Given it's common on a particular OS setup, I wouldn't be surprised if it's in the System.currentTimeMillis() call that you're doing every loop.
you could try running it with the linux perf command.
`perf stat -d java ...`
if your CPU supports performance counters it should give you L1 cache misses/branch misses/etc. that might give you some insight into what is different between the runs. someone else mentioned it could be the memory alignment. i think java might allocate with 8 byte alignment and maybe something funny goes on with the L1-caching if the bitset allocation is not 16 byte or 32 byte aligned.
if you are running it within docker you might need to use: ` --security-opt seccomp:unconfined --cap-add SYS_PTRACE --cap-add CAP_SYS_ADMIN`
This would be my first go-to as well. See if you are retiring less instructions, and if yes, see if the counters tell what the CPU is stalling on vs the faster runs.
Are you testing on a x64 laptop? It could possibly be CPU throttling? Maybe try run the benchmark written in a non-JVM language to see if you get the same beahviour?
It's a mini-pc. Could be throttling. There are benchmarks written in tons of languages here: https://github.com/PlummersSoftwareLLC/Primes I've so far only seen this behaviour with the JVM involved.
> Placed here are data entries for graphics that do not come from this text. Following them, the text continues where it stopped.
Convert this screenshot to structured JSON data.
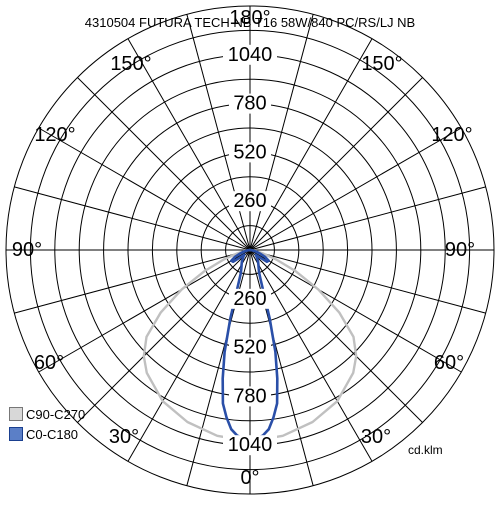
{
  "chart_data": {
    "type": "polar",
    "title": "4310504 FUTURA TECH NB T16 58W/840 PC/RS/LJ NB",
    "unit": "cd.klm",
    "rmax": 1300,
    "radial_ticks": [
      260,
      520,
      780,
      1040
    ],
    "angle_labels": {
      "right": [
        "90°",
        "120°",
        "150°",
        "180°"
      ],
      "left": [
        "150°",
        "120°",
        "90°",
        "60°",
        "30°"
      ],
      "bottom_right": [
        "60°",
        "30°"
      ],
      "bottom": "0°"
    },
    "series": [
      {
        "name": "C90-C270",
        "color": "#c0c0c0",
        "angles": [
          0,
          10,
          20,
          30,
          40,
          45,
          50,
          55,
          60,
          65,
          70,
          75,
          80,
          85,
          90
        ],
        "values": [
          1020,
          1005,
          975,
          930,
          855,
          800,
          720,
          580,
          420,
          270,
          150,
          70,
          30,
          10,
          0
        ]
      },
      {
        "name": "C0-C180",
        "color": "#2a4fa8",
        "angles": [
          0,
          2,
          4,
          6,
          8,
          10,
          12,
          14,
          16,
          18,
          20,
          22,
          25,
          30,
          35,
          40,
          45,
          50,
          55,
          60,
          65,
          70,
          75,
          80,
          85,
          90
        ],
        "values": [
          1010,
          1005,
          990,
          960,
          900,
          830,
          700,
          560,
          380,
          230,
          160,
          130,
          110,
          90,
          75,
          60,
          50,
          40,
          110,
          115,
          90,
          60,
          35,
          15,
          5,
          0
        ]
      }
    ]
  }
}
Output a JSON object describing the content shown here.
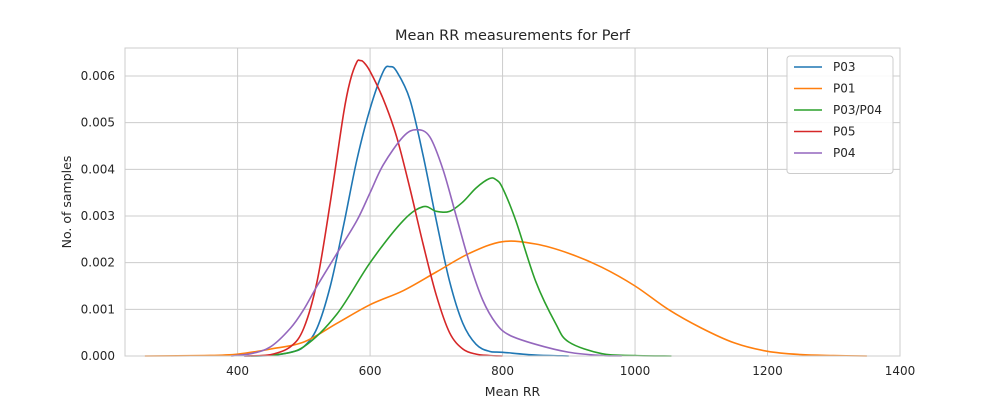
{
  "chart_data": {
    "type": "line",
    "title": "Mean RR measurements for Perf",
    "xlabel": "Mean RR",
    "ylabel": "No. of samples",
    "xlim": [
      230,
      1400
    ],
    "ylim": [
      0,
      0.0066
    ],
    "x_ticks": [
      400,
      600,
      800,
      1000,
      1200,
      1400
    ],
    "y_ticks": [
      0.0,
      0.001,
      0.002,
      0.003,
      0.004,
      0.005,
      0.006
    ],
    "y_tick_labels": [
      "0.000",
      "0.001",
      "0.002",
      "0.003",
      "0.004",
      "0.005",
      "0.006"
    ],
    "grid": true,
    "legend_position": "top-right",
    "series": [
      {
        "name": "P03",
        "color": "#1f77b4",
        "x": [
          410,
          450,
          480,
          500,
          520,
          540,
          560,
          580,
          600,
          620,
          630,
          640,
          660,
          680,
          700,
          720,
          740,
          760,
          780,
          800,
          850,
          900
        ],
        "y": [
          0.0,
          1e-05,
          8e-05,
          0.0002,
          0.0006,
          0.0015,
          0.0028,
          0.0042,
          0.0053,
          0.0061,
          0.0062,
          0.0061,
          0.0055,
          0.0043,
          0.0029,
          0.0016,
          0.0007,
          0.00025,
          0.0001,
          8e-05,
          2e-05,
          0.0
        ]
      },
      {
        "name": "P01",
        "color": "#ff7f0e",
        "x": [
          260,
          350,
          400,
          450,
          500,
          550,
          600,
          650,
          700,
          750,
          800,
          850,
          900,
          950,
          1000,
          1050,
          1100,
          1150,
          1200,
          1250,
          1300,
          1350
        ],
        "y": [
          0.0,
          1e-05,
          4e-05,
          0.00015,
          0.0003,
          0.0007,
          0.0011,
          0.0014,
          0.0018,
          0.0022,
          0.00245,
          0.0024,
          0.0022,
          0.0019,
          0.0015,
          0.001,
          0.0006,
          0.00028,
          0.0001,
          3e-05,
          1e-05,
          0.0
        ]
      },
      {
        "name": "P03/P04",
        "color": "#2ca02c",
        "x": [
          420,
          460,
          500,
          550,
          600,
          650,
          680,
          700,
          720,
          740,
          760,
          780,
          790,
          800,
          820,
          850,
          880,
          900,
          950,
          1000,
          1055
        ],
        "y": [
          0.0,
          3e-05,
          0.0002,
          0.0009,
          0.002,
          0.0029,
          0.0032,
          0.0031,
          0.0031,
          0.0033,
          0.0036,
          0.0038,
          0.00378,
          0.0036,
          0.0029,
          0.0016,
          0.0007,
          0.0003,
          5e-05,
          1e-05,
          0.0
        ]
      },
      {
        "name": "P05",
        "color": "#d62728",
        "x": [
          410,
          450,
          480,
          500,
          520,
          540,
          560,
          570,
          580,
          585,
          590,
          600,
          620,
          640,
          660,
          680,
          700,
          720,
          740,
          760,
          780,
          800
        ],
        "y": [
          0.0,
          3e-05,
          0.0002,
          0.0006,
          0.0016,
          0.0033,
          0.0052,
          0.0059,
          0.0063,
          0.00633,
          0.0063,
          0.0061,
          0.0055,
          0.0047,
          0.0036,
          0.0024,
          0.0013,
          0.0005,
          0.00015,
          4e-05,
          1e-05,
          0.0
        ]
      },
      {
        "name": "P04",
        "color": "#9467bd",
        "x": [
          390,
          420,
          450,
          480,
          500,
          520,
          550,
          580,
          600,
          620,
          650,
          670,
          690,
          710,
          730,
          750,
          770,
          790,
          810,
          850,
          900,
          950,
          980
        ],
        "y": [
          0.0,
          5e-05,
          0.0002,
          0.0006,
          0.001,
          0.0015,
          0.0022,
          0.0029,
          0.0035,
          0.0041,
          0.0047,
          0.00485,
          0.0047,
          0.004,
          0.003,
          0.002,
          0.0012,
          0.0007,
          0.00045,
          0.00025,
          8e-05,
          1e-05,
          0.0
        ]
      }
    ]
  }
}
Would also be interesting to see if this is a Java issue, or a JVM implementation issue: ie, does an OpenJ9 based JVM (Available under the weird IBM Semeru name here [1]) have similar behaviour?
Yes, 1X, 0.5X are a bit arbitrary. I mean 1X as the speed I know it can run at. So it could well be that with JDK7 the optimizations could not happen and that the question then is why the optimizations do not always happen.
Making each run longer, 1 minute instead of 5 seconds displays the same performance toggling:
Not certain. But there are a lot of implementations very similar to mine in tons of other languages and vms. None display this afaik. Also I get different behavior with JVM/JDK 7.